Number Two: We are a small profession and we can’t do it all. Even if we all became consultants, leaders and policy makers, there still aren’t enough of us to help 70 million people live full, meaningful lives (and of course, not everyone wants to be a leader) To put this in perspective there are 300,000 nurses, over 100,000 doctors and only 40,000 OTs in the UK. (interestingly there are estimated to be around 100,000 life coaches in the UK and 150,000 complementary therapists).

Apparently we already 2punch above our weight” (to quote a recent Guardian article about OT) and it can be quite exhausting, can it, constantly striving to be heard and understood?

I’m asking us, including me, to shift perspective and start speaking a new story, a new narrative for the occupational therapy profession.

Instead of immediately saying “they don’t understand OT” or “that not OT, that activity coordination/social prescribing/life coaching thing”. Instead of being annoyed that a project that seems to use occupational principles is getting millions of pounds funding or being annoyed that the world seems to be entranced with this new fangled route to wellbeing through the creative arts (commonly known as knitting), we could say things like this:

“its great that the world if is finally understanding the power of occupation!”

“its great that occupational therapy is finally being understand in different setting and under different names”

“it might not be called occupational therapy, but that is what you are doing here.
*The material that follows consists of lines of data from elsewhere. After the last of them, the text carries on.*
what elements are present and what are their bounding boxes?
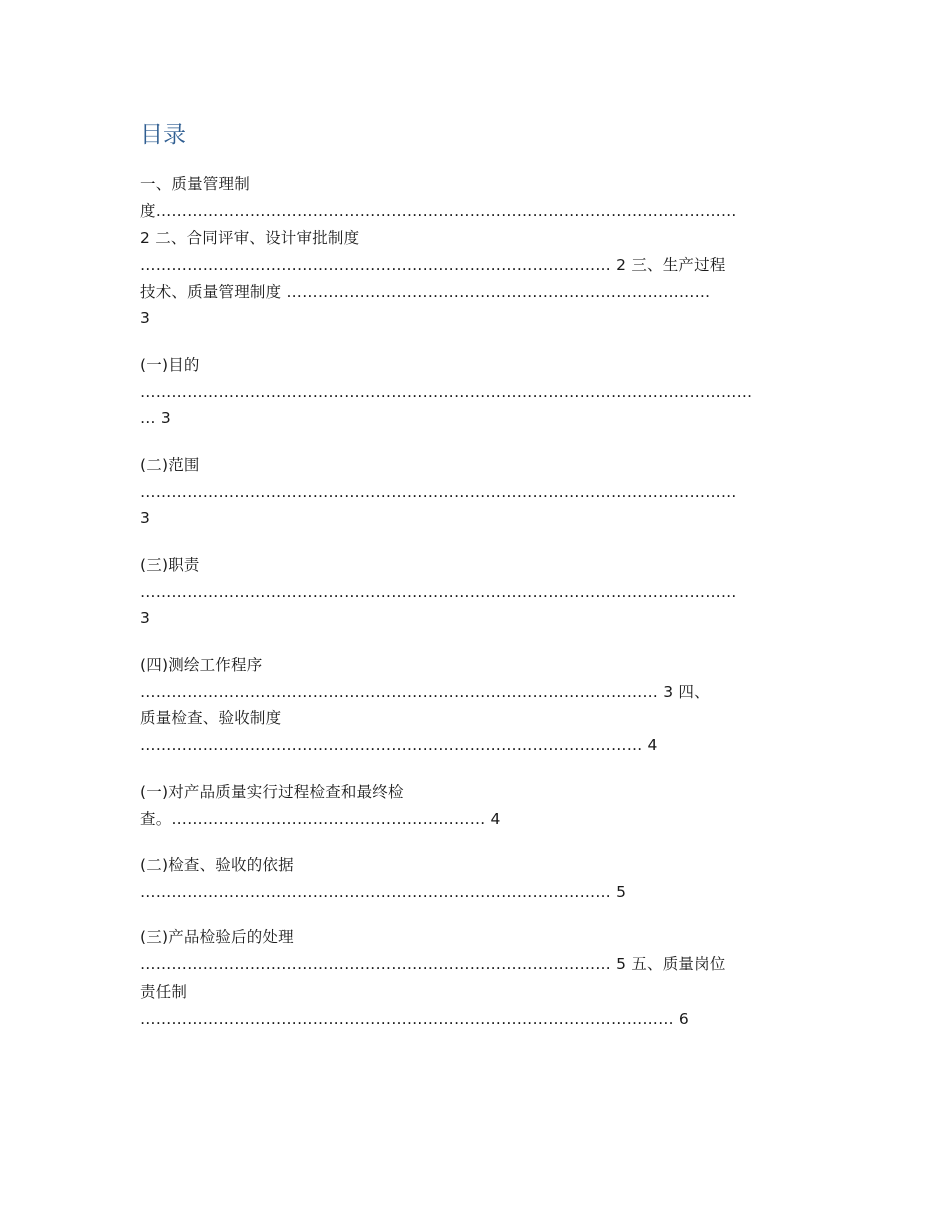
toc-title: 目录 — [140, 122, 186, 148]
toc-line: (一)目的 — [140, 356, 200, 374]
toc-line: ………………………………………………………………………………………… 6 — [140, 1010, 689, 1028]
toc-line: 查。…………………………………………………… 4 — [140, 810, 501, 828]
toc-line: …………………………………………………………………………………………………… — [140, 483, 737, 501]
toc-line: (二)范围 — [140, 456, 200, 474]
toc-line: 度………………………………………………………………………………………………… — [140, 202, 737, 220]
toc-line: (一)对产品质量实行过程检查和最终检 — [140, 783, 404, 801]
toc-line: (三)职责 — [140, 556, 200, 574]
toc-line: 技术、质量管理制度 ……………………………………………………………………… — [140, 283, 711, 301]
toc-line: …………………………………………………………………………………… 4 — [140, 736, 658, 754]
toc-line: 3 — [140, 309, 151, 327]
toc-line: …………………………………………………………………………………………………… — [140, 583, 737, 601]
toc-line: (二)检查、验收的依据 — [140, 856, 294, 874]
toc-line: ……………………………………………………………………………… 5 — [140, 883, 627, 901]
toc-line: (三)产品检验后的处理 — [140, 928, 294, 946]
toc-line: 3 — [140, 509, 151, 527]
toc-line: 责任制 — [140, 983, 188, 1001]
toc-line: ……………………………………………………………………………… 2 三、生产过程 — [140, 256, 726, 274]
toc-line: 质量检查、验收制度 — [140, 709, 282, 727]
toc-line: 一、质量管理制 — [140, 175, 250, 193]
toc-line: 3 — [140, 609, 151, 627]
toc-line: ……………………………………………………………………………………………………… — [140, 383, 753, 401]
toc-line: … 3 — [140, 409, 171, 427]
toc-line: (四)测绘工作程序 — [140, 656, 263, 674]
toc-line: ……………………………………………………………………………………… 3 四、 — [140, 683, 710, 701]
toc-line: ……………………………………………………………………………… 5 五、质量岗位 — [140, 955, 726, 973]
toc-line: 2 二、合同评审、设计审批制度 — [140, 229, 360, 247]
It’s a type of occupational therapy”

This will have more impact that getting annoyed.

If we consistently own occupation focused treatment and talk about it in occupational terms and, as I have said many times before, engage with those projects rather than rant about them, it will raise our profile. It should make us feel that our profession is actually gaining ground in raising awareness.

Maybe it’s easier to say “people don’t understand OT” than accept the power we have as a profession right now, but it’s time to look at it differently and speak a different story.

It’s time to shed the “teenage” voice of the profession which says “no one understands me” (to be imagined in a Kevin style voice, from Kevin and Perry) and be a little more mature,  stand in our own power and let go of this old story – it no longer serves us.